With the publication of A Roland Colonnade, the written accounts of the meeting of minds between David Bentley Hart and his dog Roland come full circle. One likes to think that Roland would have appreciated the image. So this is not a sequel, but rather a companion, to Roland in Moonlight. As noted in the Introduction, the purpose of this volume is to assemble, in their original states, all the individual columns featuring Roland, for the sake of a complete record of that mighty soul’s literary posterity; and also as a tribute to one who was loved dearly by his family, and by so many others—seemingly from afar and yet more truly in immediacy. For many readers, A Roland Colonnade offers a chance to revisit that ineffable warmth and solace. And as the author concludes the book, “But the new sky and the new earth are still promised, and all our memories of Roland tell us why they are still worth hoping for and believing in. Somewhere, we have to believe, he is waiting for us.”
Praise
“If Plato or Plotinus had lived with a dog—a dog that could talk Greek, that is—the History of Philosophy might have been even more interesting than it is. Luckily, David Bentley Hart had his dialogues with Roland, in the most lucid of English, and we are all the richer for them—just as we all share in his grief for the vanished canine philosopher. These dialogues are as rich, humane, funny, and stimulating as when we first met Roland in Moonlight.” —A.N. WILSON, author of Goethe: His Faustian Life and Prince Albert: The Man Who Saved the Monarchy
“There is a terrible philosophical timidity, typical of modernity, that refuses to accept that the mind and the cosmos are instinct with life from top to bottom, that our very ability to ask ourselves whether we are ‘really’ conscious and free is evidence that we are these things. No contemporary writer has done more to lay out the arguments against these life-denying reductionisms than David Bentley Hart. A similar timidity—a similar refusal to believe in any fact, however obvious, if it happens to be beautiful—may keep some readers from admitting to themselves that this book and its companion volume, Roland in Moonlight, are as good as they actually are: a spectacular recovery of the ancient art of the philosophical dialogue.
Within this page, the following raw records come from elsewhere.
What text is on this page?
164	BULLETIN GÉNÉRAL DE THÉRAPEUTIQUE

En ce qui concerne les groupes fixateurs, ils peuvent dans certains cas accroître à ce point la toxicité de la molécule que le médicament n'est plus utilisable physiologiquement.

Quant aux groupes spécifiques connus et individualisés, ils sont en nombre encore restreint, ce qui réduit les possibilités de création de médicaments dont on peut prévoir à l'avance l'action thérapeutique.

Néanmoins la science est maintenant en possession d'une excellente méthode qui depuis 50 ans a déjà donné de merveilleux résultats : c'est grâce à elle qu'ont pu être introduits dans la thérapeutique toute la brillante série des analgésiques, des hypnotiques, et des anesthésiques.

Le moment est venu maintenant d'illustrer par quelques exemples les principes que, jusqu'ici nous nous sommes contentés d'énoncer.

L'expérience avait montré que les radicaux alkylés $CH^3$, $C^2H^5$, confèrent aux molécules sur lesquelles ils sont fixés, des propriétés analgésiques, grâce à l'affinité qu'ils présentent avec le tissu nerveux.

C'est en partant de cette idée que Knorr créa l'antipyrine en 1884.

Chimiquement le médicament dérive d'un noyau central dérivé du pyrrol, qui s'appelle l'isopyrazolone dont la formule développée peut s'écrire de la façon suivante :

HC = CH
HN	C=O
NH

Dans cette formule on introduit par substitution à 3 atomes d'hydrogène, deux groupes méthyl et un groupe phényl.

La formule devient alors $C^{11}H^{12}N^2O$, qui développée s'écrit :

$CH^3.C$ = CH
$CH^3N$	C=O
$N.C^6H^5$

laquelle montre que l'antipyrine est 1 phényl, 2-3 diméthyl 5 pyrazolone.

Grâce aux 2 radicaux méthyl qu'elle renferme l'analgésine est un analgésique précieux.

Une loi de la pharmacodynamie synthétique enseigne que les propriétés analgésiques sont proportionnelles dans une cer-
Such readers only punish themselves. The Roland books are not only wonderfully enjoyable, and deeply poignant: they are major works by a major author, or, what is better, by a major canine intellectual and his human collaborator.” —PHILIP CHRISTMAN, author of How to be Normal and Why Christians Should Be Leftists
About the Author
David Bentley Hart writes on a great many topics in a variety of genres, producing works of philosophy, fiction, religious studies, theology, cultural commentary, literary criticism, treatments of the arts and sciences, and the occasional screed. His most recent books are All Things Are Full of Gods: The Mysteries of Mind and Life (Yale) and Prisms, Veils: A Book of Fables (Notre Dame).
Roland 婺 Hart was a dog, a polymath, and in all likelihood a saint or bodhisattva, who was boundlessly generous in imparting his wisdom in those most in need of it, and whose presence was always a source of unalloyed joy for those who loved him.